2.4 Study on the dynamic rule of “Adhesion–Depolymerization” between microbubbles and microalgae
The following tests were carried out under the optimal conditions based on the above tests. Firstly, a syringe was used to inject 5 mL wastewater containing Microcystis into the air floating column in the upward direction. When the liquid level reached H=400 mm, the high-speed photography system was used to shoot the rising process of microbubbles and microalgae near H=400 mm. The subsequent procedure is the same as 2.3. In the video, the size and number of microbubbles and microalgae was observed, and the adhesion rule between microbubble and microalgae was summarized.
2.5 Optimization ofharvesting performance of microalgae under the regulation of microbubble flotation
(1) Performance of microbubble flotation for harvesting microalgae under different conditions
According to the results of 2.3 and 2.4, the length of the release pipe was the main influencing factors, the following tests were carried out under different working conditions with the length of the release pipe of 10 cm (condition 1), 25cm (condition 2), 50 cm (condition 3), 75 cm (condition 4), and 100 cm (condition 5), respectively (Table S1).

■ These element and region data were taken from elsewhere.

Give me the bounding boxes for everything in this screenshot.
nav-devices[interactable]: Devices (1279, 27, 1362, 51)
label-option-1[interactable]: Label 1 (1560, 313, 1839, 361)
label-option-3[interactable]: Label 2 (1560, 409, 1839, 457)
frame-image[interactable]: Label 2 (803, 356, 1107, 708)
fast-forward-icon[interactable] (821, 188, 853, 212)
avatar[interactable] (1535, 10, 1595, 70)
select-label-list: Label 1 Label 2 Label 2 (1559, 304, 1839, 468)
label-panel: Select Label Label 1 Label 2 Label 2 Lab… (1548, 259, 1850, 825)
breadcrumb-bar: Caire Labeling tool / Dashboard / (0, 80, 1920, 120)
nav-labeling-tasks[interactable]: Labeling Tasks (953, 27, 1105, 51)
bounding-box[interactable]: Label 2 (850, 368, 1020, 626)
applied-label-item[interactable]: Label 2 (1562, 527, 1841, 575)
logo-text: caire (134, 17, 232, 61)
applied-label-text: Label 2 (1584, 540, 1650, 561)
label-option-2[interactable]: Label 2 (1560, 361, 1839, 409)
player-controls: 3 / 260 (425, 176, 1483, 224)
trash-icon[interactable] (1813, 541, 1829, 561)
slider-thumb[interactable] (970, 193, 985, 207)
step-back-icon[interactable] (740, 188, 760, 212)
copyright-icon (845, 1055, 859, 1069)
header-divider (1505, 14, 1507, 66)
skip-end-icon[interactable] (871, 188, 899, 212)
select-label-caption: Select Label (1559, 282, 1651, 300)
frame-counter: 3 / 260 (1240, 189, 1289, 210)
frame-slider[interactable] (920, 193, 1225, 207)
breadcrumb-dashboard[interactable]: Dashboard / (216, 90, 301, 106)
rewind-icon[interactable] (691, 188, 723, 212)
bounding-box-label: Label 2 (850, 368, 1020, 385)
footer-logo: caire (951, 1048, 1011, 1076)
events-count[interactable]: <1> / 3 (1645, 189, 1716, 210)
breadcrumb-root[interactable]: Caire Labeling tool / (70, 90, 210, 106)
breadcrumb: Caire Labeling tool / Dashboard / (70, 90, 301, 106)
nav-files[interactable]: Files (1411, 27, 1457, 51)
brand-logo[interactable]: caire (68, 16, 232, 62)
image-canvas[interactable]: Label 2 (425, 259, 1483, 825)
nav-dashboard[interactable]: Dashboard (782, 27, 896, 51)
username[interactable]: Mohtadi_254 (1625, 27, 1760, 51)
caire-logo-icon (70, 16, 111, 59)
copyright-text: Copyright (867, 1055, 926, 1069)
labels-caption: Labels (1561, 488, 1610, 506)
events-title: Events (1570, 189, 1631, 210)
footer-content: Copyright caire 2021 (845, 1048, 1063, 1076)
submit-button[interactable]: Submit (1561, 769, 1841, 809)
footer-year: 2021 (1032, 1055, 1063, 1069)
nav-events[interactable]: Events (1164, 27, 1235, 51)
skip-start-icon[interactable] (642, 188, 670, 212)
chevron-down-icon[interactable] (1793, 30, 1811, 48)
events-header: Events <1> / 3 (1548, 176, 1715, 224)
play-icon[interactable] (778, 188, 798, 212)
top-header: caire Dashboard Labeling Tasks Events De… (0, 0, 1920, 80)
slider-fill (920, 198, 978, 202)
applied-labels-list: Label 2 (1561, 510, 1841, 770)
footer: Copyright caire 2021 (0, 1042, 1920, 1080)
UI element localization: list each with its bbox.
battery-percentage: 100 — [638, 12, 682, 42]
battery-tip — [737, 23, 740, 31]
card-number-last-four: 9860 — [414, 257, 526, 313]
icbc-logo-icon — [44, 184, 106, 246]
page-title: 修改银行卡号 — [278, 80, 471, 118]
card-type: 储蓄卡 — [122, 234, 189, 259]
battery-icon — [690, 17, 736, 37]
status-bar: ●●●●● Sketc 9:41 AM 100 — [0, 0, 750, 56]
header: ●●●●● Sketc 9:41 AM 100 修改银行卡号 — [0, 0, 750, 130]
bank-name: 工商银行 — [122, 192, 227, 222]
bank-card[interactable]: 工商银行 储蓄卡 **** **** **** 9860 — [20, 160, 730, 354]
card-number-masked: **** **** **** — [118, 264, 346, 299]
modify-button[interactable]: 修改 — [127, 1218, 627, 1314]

The concentration of Chla of the wastewater which containedMicrocystis was firstly analyzed. Then the flotation device was installed. 400 mL microcystis -containing wastewater was prepared and transferred to the floating column. Start the device and stop the water inlet when the liquid level raised to H =450 mm. The air floating time is 60s. After that, the algal residue was scraped from the top of the air floating column, and the remaining water sample was removed from the bottom of the air floating column. 100 mL of the remaining water sample was used to determine the concentration of Chla after air flotation. After the completion of the first air flotation, open the drainage valve at the bottom of the air flotation column to drain the water, and start the device again to clean the air flotation column, so as not to affect the test results. The above steps were repeated 3 times under the same condition. When the experiment under different conditions was complete, the recovery rate of air flotation was defined based on the change of chlorophyll a concentration before and after flotation. The harvesting performance of the microbubble flotation system under different working conditions was compared and analyzed.
(2) Effects of microalgae densities on the harvesting performance of microbubble flotation
According to the results of experiment (1), the optimal condition was selected, and the experimental device was adjusted accordingly. The mixture with different microalgae density were prepared as following: 400, 800, 1200, 1600 and 2000 mL of microalgae containing wastewater were put into five large beakers, respectively. Then 1600, 1200, 800, 400 and 0 mL of fresh wastewater was added into different beakers to form a concentration gradient of 1:2:3:4:5, numbered 1~5 respectively. Then the concentration of Chla in different beakers was determined. The remaining liquids of each beaker were divided into 3 parts with 400 mL volume each. The flotation experiments of different microalgae density were conducted as described above. According to the change of Chla concentration, the effect of algae density on the harvesting performance was investigated.